Le chef de famille
En matière de gestion de crise, la façon dont Lucien Bouchard a agi durant la crise du verglas de l’hiver 1998 est devenue le modèle par excellence au Québec.
François Legault ne s’était pas encore lancé en politique à l’époque. Comme un grand nombre de Québécois, il ne peut cependant pas avoir oublié les conférences de presse télévisées que son futur mentor tenait quotidiennement, flanqué du p.-d.g. d’Hydro-Québec, André Caillé, vêtu de son mythique chandail à col roulé, qui donnaient à la population la rassurante impression que le capitaine tenait fermement la barre pour traverser la tempête.
Vingt ans plus tard, M. Bouchard a confié dans une entrevue à Radio-Canada que, du début à la fin de la crise, son gouvernement avait constamment improvisé. « On n’avait pas prévu qu’une chose comme celle-là arriverait. Il n’y avait pas de plan de sécurité qui avait été dressé. C’était une hypothèse absolument invraisemblable. On a dû tout imaginer, tout improviser. On a travaillé à l’instinct. » Pourtant, à aucun moment il n’avait paru dépassé par les événements.

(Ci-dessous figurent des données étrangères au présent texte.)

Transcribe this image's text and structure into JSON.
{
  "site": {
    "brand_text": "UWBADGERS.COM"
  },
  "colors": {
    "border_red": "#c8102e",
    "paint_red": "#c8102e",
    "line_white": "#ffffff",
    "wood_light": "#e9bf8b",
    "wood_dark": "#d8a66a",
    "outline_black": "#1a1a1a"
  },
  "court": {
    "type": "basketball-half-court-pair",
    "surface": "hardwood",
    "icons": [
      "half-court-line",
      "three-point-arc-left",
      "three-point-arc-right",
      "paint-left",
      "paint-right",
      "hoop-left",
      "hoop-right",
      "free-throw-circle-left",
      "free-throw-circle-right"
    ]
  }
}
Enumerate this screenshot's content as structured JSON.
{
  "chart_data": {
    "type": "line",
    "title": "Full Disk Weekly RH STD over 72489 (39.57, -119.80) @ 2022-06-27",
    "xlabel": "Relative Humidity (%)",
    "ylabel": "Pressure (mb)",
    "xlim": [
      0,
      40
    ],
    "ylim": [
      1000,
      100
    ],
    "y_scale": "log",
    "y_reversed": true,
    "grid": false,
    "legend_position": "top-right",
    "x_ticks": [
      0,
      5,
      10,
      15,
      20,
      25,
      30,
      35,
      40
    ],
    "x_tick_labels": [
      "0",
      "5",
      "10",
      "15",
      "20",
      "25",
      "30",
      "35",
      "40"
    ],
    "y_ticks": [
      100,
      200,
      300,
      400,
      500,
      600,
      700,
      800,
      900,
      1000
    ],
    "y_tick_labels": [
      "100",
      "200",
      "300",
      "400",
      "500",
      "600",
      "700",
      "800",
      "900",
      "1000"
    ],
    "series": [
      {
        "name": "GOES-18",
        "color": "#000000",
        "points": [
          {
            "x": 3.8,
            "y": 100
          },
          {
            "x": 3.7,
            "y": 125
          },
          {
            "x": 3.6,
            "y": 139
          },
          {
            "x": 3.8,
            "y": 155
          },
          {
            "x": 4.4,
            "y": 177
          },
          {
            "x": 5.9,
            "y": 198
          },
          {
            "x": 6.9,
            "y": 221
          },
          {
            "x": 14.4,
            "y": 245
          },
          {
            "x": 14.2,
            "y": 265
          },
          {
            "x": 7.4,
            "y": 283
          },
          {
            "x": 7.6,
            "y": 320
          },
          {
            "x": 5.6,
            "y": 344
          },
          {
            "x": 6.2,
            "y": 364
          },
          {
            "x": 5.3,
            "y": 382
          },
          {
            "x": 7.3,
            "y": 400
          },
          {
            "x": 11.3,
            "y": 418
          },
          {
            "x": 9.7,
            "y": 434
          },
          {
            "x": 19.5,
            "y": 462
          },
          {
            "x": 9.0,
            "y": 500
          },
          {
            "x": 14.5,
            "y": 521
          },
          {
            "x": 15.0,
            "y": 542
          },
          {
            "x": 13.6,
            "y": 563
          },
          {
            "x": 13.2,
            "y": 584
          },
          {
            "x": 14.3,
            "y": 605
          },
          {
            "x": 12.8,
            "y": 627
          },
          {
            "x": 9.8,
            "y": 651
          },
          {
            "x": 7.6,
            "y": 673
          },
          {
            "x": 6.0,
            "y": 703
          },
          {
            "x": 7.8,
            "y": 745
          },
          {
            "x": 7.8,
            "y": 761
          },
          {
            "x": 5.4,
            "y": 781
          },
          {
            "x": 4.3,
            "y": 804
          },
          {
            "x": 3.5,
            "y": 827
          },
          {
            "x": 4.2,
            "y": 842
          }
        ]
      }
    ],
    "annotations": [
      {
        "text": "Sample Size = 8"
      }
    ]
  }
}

Il a dit s’être alors senti dans l’obligation d’agir comme un « chef de famille ». Très rapidement, il a réalisé l’importance de tenir la population informée. « On racontait aux Québécois ce qu’on avait fait dans la journée. » Il ne leur disait cependant pas tout. Lors du « vendredi noir », quand les pylônes d’Hydro-Québec se sont effondrés en série, il a jugé préférable de leur cacher que Montréal était passée à un cheveu de la catastrophe.
« Il restait un fil. Il était battu par des vents violents. Il exerçait sur les tours d’un côté et de l’autre du fleuve des pressions telles qu’il menaçait de tomber. Si ça tombait, il n’y avait plus rien. Il n’y avait plus d’eau, il n’y avait plus rien à Montréal. Ça, on ne l’a pas dit le soir même », a-t-il raconté.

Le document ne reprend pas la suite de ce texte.